Daniel Heyler of EFM Asset Management put it simply in a recent interview: the shortage highlights how complex these supply chains are, but for now, it's manageable. Why? Taiwan Semiconductor saw this coming. With helium demand surging thanks to advanced EUV chipmaking—a process that uses the gas to cool and protect equipment—the company has been recycling helium and stockpiling roughly three to six months' worth. As the world's largest buyer, it's also likely to get priority from suppliers if things get tight.
Here's the kicker: even if helium prices spike, it probably won't matter much for Taiwan Semiconductor's bottom line. Heyler points out that helium costs are a tiny slice of total wafer costs, so margins are safe. What's really driving chip pricing these days? Strong demand, especially from the AI boom. The real risk, he warns, is if shortages drag on beyond six months—that could lead to production delays and shipment hiccups. Oh, and there's another, bigger worry: energy costs. Taiwan Semiconductor gobbles up about 10% of Taiwan's total electricity, so power prices are a more pressing threat than helium.
Reading the Charts: TSM's Technical Story
Meanwhile, TSM's stock is hovering near the top of its 52-week range, just shy of the $390.20 high. That's a sign buyers are still defending the longer-term uptrend. The stock is trading 10.2% above its 20-day simple moving average and 15.1% above its 100-day average, which suggests strong short- and intermediate-term control by the bulls.
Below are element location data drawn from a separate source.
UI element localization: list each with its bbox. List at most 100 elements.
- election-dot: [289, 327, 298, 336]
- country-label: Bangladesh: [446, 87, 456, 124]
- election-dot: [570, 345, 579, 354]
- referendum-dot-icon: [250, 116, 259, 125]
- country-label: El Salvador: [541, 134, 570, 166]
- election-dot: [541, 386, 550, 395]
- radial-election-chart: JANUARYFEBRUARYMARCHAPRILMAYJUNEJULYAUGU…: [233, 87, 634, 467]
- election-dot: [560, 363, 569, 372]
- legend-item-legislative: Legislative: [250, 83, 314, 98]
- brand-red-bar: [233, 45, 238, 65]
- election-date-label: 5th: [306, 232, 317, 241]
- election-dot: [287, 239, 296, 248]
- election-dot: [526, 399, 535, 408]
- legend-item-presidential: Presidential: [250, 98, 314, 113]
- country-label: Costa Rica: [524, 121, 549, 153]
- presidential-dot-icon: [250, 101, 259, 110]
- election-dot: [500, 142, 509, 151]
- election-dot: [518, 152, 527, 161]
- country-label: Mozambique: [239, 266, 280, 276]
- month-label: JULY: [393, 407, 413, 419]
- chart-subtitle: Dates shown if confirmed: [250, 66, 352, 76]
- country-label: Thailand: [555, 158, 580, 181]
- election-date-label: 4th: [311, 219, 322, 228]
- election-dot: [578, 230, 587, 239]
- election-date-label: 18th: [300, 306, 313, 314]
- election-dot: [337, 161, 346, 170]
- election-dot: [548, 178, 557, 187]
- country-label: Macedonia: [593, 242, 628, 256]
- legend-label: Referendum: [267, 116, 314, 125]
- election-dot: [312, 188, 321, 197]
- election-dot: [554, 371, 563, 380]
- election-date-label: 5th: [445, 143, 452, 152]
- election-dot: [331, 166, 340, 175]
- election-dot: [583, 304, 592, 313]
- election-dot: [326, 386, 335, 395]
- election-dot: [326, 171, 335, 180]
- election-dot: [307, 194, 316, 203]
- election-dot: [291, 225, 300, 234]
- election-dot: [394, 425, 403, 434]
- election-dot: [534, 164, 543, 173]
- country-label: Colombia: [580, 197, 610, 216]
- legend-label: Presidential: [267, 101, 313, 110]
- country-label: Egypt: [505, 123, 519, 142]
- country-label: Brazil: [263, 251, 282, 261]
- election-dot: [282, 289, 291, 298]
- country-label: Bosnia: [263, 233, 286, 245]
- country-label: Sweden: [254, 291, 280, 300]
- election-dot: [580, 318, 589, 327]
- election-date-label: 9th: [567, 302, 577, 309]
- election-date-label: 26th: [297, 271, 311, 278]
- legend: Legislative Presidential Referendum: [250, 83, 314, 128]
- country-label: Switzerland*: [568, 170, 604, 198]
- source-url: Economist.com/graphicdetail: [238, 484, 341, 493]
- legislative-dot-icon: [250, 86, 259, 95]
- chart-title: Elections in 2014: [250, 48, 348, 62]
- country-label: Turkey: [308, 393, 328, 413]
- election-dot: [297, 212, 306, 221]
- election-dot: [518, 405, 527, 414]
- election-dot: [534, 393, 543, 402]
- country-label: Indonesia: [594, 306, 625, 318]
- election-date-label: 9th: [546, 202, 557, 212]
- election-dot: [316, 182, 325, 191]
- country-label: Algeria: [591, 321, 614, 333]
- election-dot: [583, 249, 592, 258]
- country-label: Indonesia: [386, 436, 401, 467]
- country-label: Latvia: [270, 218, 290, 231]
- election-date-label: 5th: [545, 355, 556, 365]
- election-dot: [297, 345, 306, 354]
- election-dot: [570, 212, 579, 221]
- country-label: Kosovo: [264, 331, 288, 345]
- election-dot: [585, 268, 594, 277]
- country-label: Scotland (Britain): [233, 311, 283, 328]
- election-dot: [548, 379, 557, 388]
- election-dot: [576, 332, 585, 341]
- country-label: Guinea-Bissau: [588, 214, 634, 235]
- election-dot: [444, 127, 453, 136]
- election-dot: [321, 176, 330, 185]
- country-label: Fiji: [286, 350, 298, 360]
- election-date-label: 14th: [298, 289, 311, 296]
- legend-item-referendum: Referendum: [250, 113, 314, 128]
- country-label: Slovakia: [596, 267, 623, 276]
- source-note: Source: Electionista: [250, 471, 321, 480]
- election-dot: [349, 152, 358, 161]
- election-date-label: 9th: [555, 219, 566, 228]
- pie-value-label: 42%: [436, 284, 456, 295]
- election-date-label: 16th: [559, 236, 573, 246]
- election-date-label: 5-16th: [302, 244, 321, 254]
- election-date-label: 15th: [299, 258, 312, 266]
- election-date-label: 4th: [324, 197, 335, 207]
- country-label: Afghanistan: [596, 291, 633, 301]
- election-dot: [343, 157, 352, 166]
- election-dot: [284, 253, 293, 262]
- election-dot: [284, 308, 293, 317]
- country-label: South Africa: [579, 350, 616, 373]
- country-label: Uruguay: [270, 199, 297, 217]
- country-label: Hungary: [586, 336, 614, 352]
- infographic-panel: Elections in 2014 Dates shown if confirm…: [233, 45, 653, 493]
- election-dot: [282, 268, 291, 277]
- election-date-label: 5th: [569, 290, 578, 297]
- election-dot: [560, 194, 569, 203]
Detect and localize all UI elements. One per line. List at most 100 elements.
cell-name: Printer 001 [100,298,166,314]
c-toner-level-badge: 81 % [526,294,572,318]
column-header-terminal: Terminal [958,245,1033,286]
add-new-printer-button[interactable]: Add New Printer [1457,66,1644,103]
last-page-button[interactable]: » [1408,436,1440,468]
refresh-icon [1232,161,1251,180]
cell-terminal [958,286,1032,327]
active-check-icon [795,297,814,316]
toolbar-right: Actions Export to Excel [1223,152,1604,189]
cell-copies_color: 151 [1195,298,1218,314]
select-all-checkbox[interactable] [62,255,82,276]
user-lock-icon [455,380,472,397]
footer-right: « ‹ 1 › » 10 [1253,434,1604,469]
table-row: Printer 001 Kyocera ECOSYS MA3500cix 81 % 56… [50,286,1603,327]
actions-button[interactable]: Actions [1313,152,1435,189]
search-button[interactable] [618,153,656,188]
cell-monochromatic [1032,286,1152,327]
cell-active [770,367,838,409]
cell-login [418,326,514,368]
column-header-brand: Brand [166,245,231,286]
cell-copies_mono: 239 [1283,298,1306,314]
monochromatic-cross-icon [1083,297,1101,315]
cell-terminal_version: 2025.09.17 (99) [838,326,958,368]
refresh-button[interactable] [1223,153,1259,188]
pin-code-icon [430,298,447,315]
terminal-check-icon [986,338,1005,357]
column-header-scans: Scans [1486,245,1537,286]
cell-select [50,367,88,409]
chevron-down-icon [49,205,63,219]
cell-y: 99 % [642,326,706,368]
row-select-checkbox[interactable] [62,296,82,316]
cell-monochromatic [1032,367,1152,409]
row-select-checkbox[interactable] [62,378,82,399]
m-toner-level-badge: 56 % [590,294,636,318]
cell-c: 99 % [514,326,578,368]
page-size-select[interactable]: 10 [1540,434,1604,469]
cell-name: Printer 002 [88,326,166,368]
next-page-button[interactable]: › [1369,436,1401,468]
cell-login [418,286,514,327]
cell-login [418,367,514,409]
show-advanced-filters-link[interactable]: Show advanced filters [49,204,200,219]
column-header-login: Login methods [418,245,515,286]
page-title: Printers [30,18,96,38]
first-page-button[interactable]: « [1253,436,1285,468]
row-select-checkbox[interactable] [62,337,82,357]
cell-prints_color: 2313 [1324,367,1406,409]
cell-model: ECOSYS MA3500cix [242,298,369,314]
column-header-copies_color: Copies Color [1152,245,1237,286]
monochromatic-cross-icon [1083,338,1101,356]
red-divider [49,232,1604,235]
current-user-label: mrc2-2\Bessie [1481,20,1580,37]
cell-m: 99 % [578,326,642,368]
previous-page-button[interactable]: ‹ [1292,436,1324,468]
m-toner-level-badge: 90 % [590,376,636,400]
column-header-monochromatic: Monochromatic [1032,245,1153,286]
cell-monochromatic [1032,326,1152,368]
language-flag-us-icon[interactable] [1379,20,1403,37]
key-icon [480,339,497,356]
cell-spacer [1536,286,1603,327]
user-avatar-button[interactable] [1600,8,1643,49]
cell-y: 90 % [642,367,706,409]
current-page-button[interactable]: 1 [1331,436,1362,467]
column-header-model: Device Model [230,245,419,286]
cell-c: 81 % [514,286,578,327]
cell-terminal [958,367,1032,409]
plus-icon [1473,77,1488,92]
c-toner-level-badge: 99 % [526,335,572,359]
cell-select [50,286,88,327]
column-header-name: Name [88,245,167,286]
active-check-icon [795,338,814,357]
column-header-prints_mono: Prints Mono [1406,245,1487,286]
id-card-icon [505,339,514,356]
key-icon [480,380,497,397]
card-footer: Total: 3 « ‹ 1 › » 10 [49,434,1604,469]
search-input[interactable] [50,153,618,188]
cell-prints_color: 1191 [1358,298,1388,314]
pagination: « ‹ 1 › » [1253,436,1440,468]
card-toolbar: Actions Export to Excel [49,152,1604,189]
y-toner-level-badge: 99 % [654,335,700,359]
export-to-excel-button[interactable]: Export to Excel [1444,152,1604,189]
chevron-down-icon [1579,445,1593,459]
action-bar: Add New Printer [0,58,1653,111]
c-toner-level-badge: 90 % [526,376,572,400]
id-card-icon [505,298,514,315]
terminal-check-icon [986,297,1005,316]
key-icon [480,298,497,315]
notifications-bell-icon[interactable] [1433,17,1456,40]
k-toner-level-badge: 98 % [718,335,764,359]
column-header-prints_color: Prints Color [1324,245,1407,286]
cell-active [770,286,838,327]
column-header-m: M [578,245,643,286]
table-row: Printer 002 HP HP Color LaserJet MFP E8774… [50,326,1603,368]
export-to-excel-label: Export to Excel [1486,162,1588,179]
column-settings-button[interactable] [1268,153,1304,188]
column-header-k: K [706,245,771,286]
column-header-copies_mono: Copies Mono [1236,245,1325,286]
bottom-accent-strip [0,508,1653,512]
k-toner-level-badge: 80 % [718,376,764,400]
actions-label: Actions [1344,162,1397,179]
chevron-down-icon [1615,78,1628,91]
The MACD indicator—a tool for spotting momentum—is above its signal line with a positive histogram, hinting that upside momentum still has an edge. Why does that matter? Because the next big test is whether the price can finally break through that $390 area, where rallies have recently stalled.
- Key Resistance: $390.00—the ceiling near the 52-week high that's been tough to crack.
- Key Support: $332.00—a floor where buyers have stepped in before to slow pullbacks.
Over the past year, TSM is up a whopping 137.15%, and it's still holding well above its 200-day moving average, reflecting that "buy-the-dips" mentality. With the 50-day SMA above the 200-day SMA—a "golden cross" that happened back in June 2025—the longer-term trend looks constructive, even if the stock chops around near resistance for a bit.
Earnings on the Horizon
Mark your calendar: Taiwan Semiconductor reports earnings on April 16, 2026. Here's what the street is expecting:
- EPS Estimate: $3.29 (up from $2.12 a year ago).
- Revenue Estimate: $35.50 billion (up from $25.53 billion YoY).
- Valuation: A P/E of 35.2x, which signals a premium valuation compared to peers.
Analysts are largely bullish, with a consensus Buy rating and an average price target of $401.67. Recent moves include DA Davidson initiating coverage with a Buy and a $450 target in February, Barclays raising its target to $450 in January, and TD Cowen maintaining a Hold but upping its target to $370.
ETF Exposure: The Automatic Pilot Effect
TSM isn't just a stock; it's a heavyweight in several ETFs, which means fund flows can trigger automatic buying or selling. Top holders include:
So, if money pours into or out of these funds, it could move TSM's stock without anyone making a direct bet on the company.
Price Check
As of Tuesday premarket trading, TSM shares were up 2.43% at $378.54, according to market data. That's a nod to the helium news not being a panic button—at least for now. The chip giant has built a cushion, but as with all things in tech, it's worth watching how long the gas lasts.